I like it.  One change i would make is to make each page have a different picture.  Something revelenet to the conent of that page.

Twister


----------



## Trip (Dec 15, 2002)

I'd also try to find a more original image that didn't come off the GoLive CD. 
People will recognize it, true, but there are much more original things that could do.

Otherwise it's beautiful!


----------



## toast (Dec 15, 2002)

*Different picture for each page*: I'll try to find interesting pictures (maybe big OSX icons ?) to stick in there. I have difficulties finding such pictures because the color scheme of the website does not match very much with most pictures I found.

*Originality*: of course this is pathetic. As I was in a rush, I didn't even tried to find another picture. You'll notice I just threw a quick Heal Tool at the top left of the picture (even that was done in a rush).

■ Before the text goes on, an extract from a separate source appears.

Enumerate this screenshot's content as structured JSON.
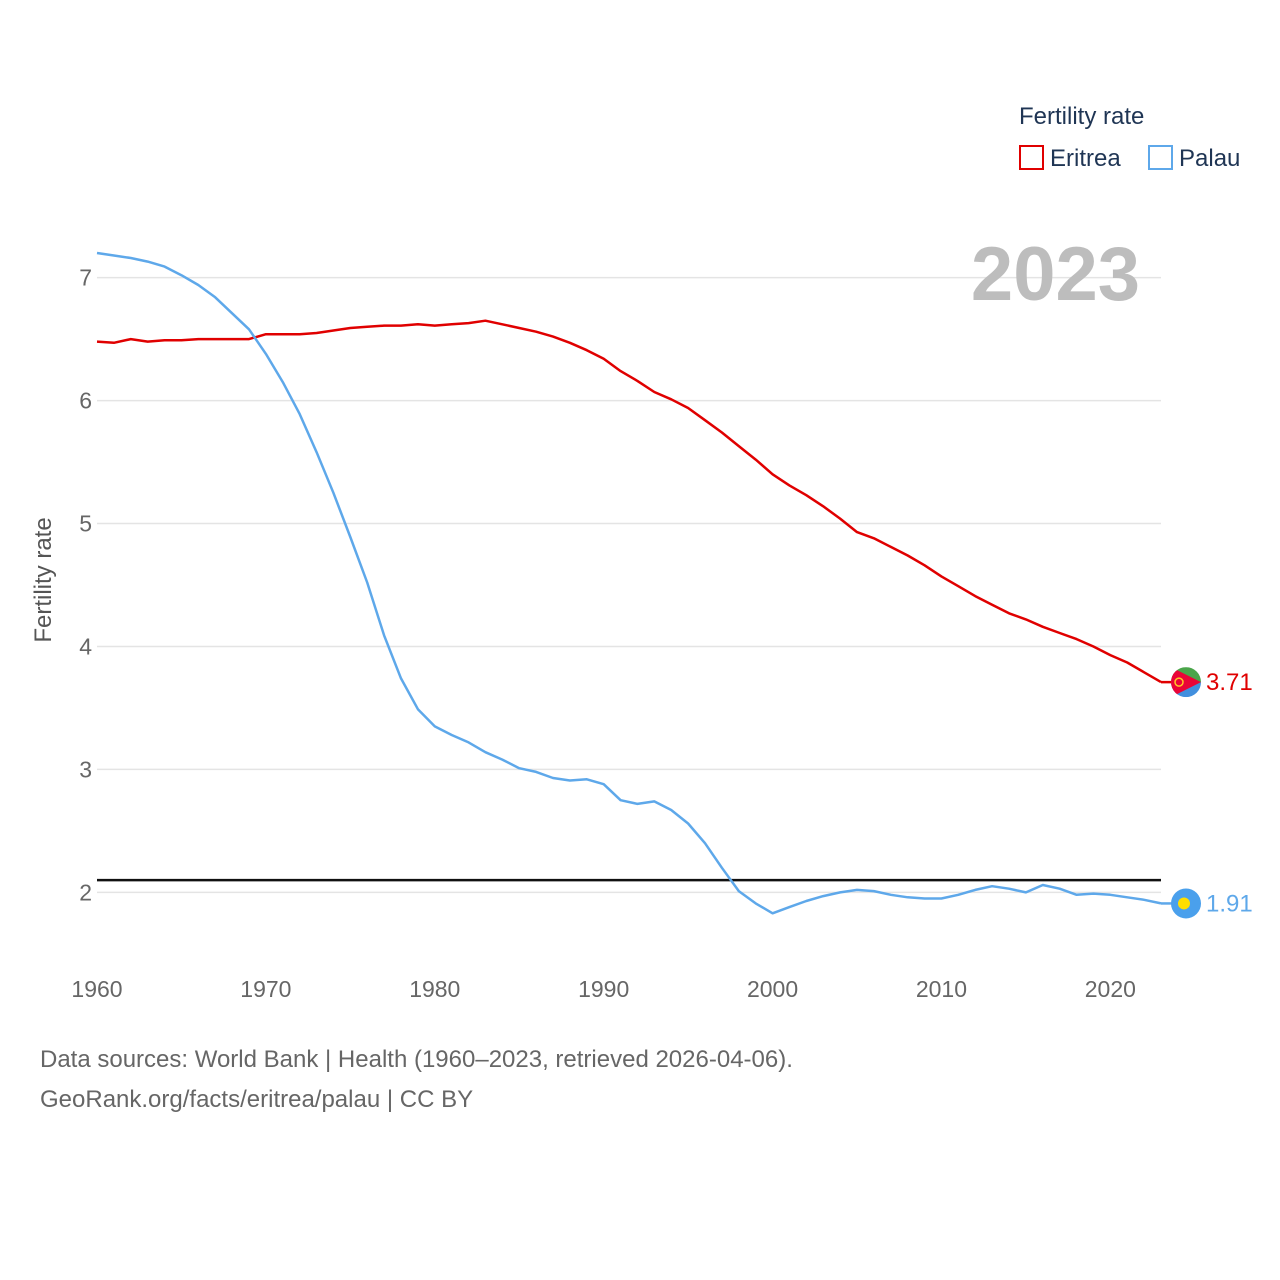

I'm giving myself a week to make those two corrections. Thanks for your advice .


----------



## TommyWillB (Dec 15, 2002)

> _Originally posted by toast _
> *Anyway, what do you think ? Is it readable ? Are you lost ?*


 the French aside, I have a few comments:

1) I really don't like how the top navigation connects to the main section... It looks like it is trying to be an Amazon-like tabbed interface, yet it is not at all clear which tab I'm supposed to be on.

It needs some sort of "You are Here" thing...

2) I'm not a big fan of sites that have small content areas centered... almost like it was designed for an old 640x480 monitor... This is the same thing I have agains many Flash sites...

Make if fill my screen. If I have a big monitor, use it.

3) the text areas need some spacing between it and the pictures/edges... That would make it a bit easier to read.

4) I you are going to use black/brown colors, consider using a darker background instead of plain old white...


----------



## toast (Dec 17, 2002)

Those were all thought comments. They've gone to my to-change list. Thanks for such useful help, Tommy.


----------